APRIL- EPFL Spinoff Turns Thousands of 2D Photos into 3D Images
Researchers in EPFL’s Computer Vision Laboratory thought a computer program that generates a 3D image from up to thousands of 2D shots. Since April, the EPFL start-up Pix4D has been offering the modeling service with an intriguing plus: a fourth dimension—time.
MAY- New start-up leverages Scala – a product of EPFL
Thanks to the raising of three million dollars, Martin Odersky, professor at Programming Methods Laboratory, has just created the company Typesafe. This investment will enable the Scala programming language – a promising alternative to Java – to increase its use on the Internet. Many big companies active on the Web like Twitter, Foursquare, LinkedIn and the internet site of the British newspaper The Guardian (guardian.co.uk) have adopted it.

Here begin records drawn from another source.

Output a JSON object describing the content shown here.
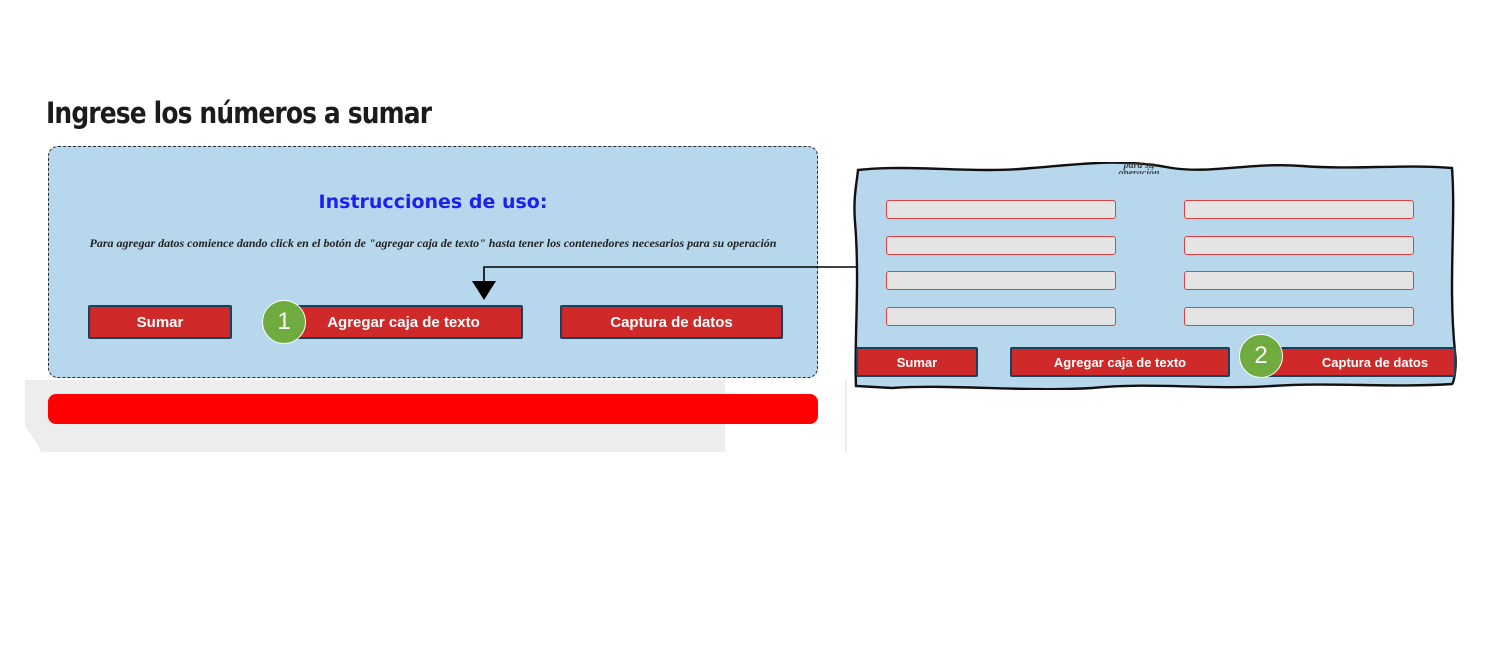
{
  "page": {
    "title": "Ingrese los números a sumar"
  },
  "instructions": {
    "heading": "Instrucciones de uso:",
    "text": "Para agregar datos comience dando click en el botón de \"agregar caja de texto\" hasta tener los contenedores necesarios para su operación"
  },
  "buttons": {
    "sumar": "Sumar",
    "agregar": "Agregar caja de texto",
    "captura": "Captura de datos"
  },
  "steps": {
    "step1": "1",
    "step2": "2"
  },
  "snippet": {
    "cut_text": "para su operación",
    "inputs": [
      "",
      "",
      "",
      "",
      "",
      "",
      "",
      ""
    ],
    "buttons": {
      "sumar": "Sumar",
      "agregar": "Agregar caja de texto",
      "captura": "Captura de datos"
    }
  },
  "colors": {
    "panel": "#b6d7ec",
    "button": "#d0292a",
    "bar": "#ff0000",
    "badge": "#6fab3e",
    "heading": "#1f1ff0"
  }
}
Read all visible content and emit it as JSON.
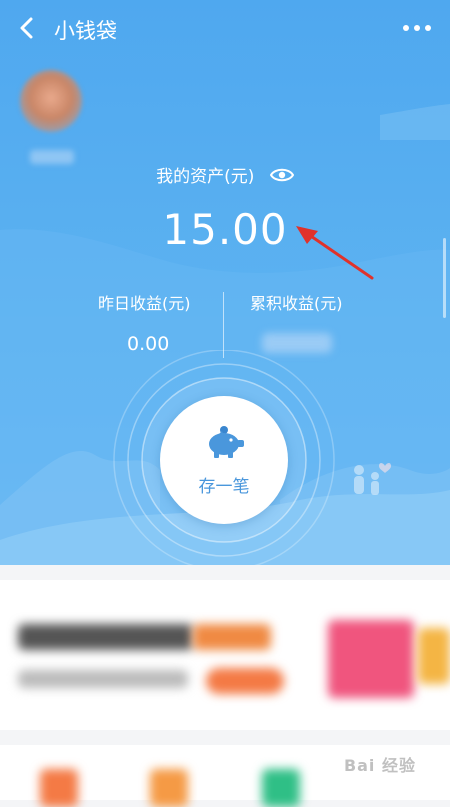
{
  "header": {
    "title": "小钱袋",
    "back_icon": "back-arrow-icon",
    "more_icon": "more-dots-icon"
  },
  "asset": {
    "label": "我的资产(元)",
    "amount": "15.00"
  },
  "stats": {
    "yesterday_label": "昨日收益(元)",
    "yesterday_value": "0.00",
    "total_label": "累积收益(元)"
  },
  "save_button": {
    "label": "存一笔",
    "icon": "piggy-bank-icon"
  },
  "colors": {
    "primary": "#4fa8ef",
    "button_text": "#4a97dc",
    "arrow": "#e0322b"
  },
  "watermark": {
    "text": "Bai 经验"
  }
}
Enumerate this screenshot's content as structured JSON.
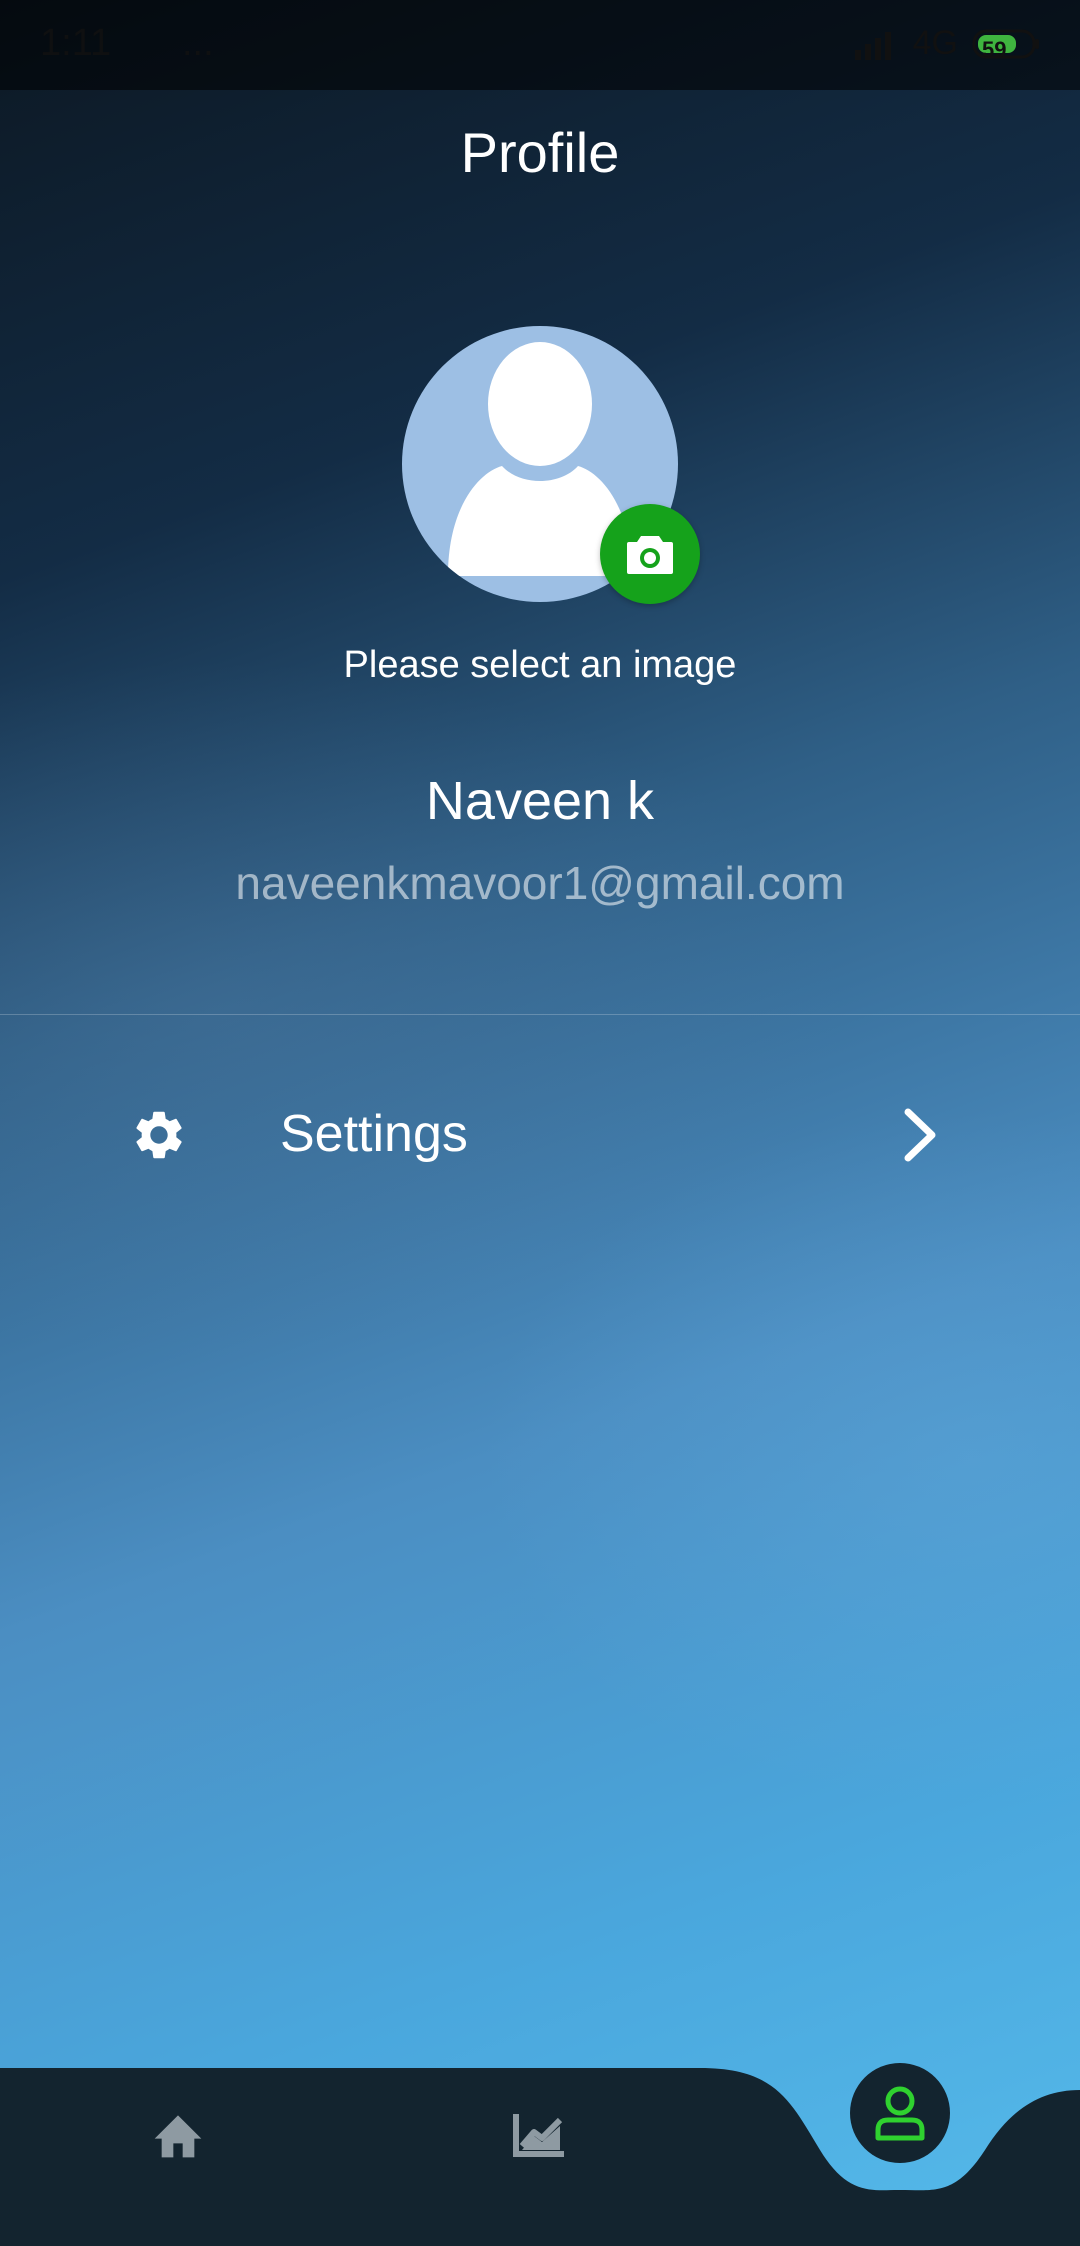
{
  "status_bar": {
    "time": "1:11",
    "extra": "...",
    "network": "4G",
    "battery": "59"
  },
  "header": {
    "title": "Profile"
  },
  "profile": {
    "select_image_text": "Please select an image",
    "name": "Naveen k",
    "email": "naveenkmavoor1@gmail.com"
  },
  "menu": {
    "settings_label": "Settings"
  },
  "colors": {
    "accent_green": "#15a21b",
    "nav_bar": "#13242f",
    "active_nav_icon": "#2fd12f",
    "avatar_bg": "#9dbfe4"
  },
  "icons": {
    "camera": "camera-icon",
    "settings": "gear-icon",
    "chevron": "chevron-right-icon",
    "home": "home-icon",
    "stats": "trending-up-icon",
    "profile": "person-icon"
  },
  "bottom_nav": {
    "active_tab": "profile"
  }
}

MAY- An effort to curb the IT industry's energy appetite
The ecocloud consortium brings several EPFL laboratories together to tackle the skyrocketing electricity demands of Internet data processing centers.The center’s ambition can be illustrated on a graph: the increase in data centers’ electricity consumption should not rise exponentially, but linearly. If it doesn’t, the viability of the IT sector will be in jeopardy.
JUNE- Augmented reality in an iPhone app
Imagine you’re in a museum, and you can point your iPhone camera to a painting or an object in an exhibit and instantly get additional information about what you’re looking at. This is what PixLive, an iPhone app developed by the start-up company Vidinoti, lets you do – enrich an image with text, video, and other multimedia content.
NOVEMBER- New technology tracks multiple athletes at once
International sports federations would like to be able to follow the movements of individual athletes more easily during televised matches, even when they’re hidden from view. Today, EPFL’s Computer Vision Laboratory announces an innovative system that accomplishes this task—and the implications go far beyond sports.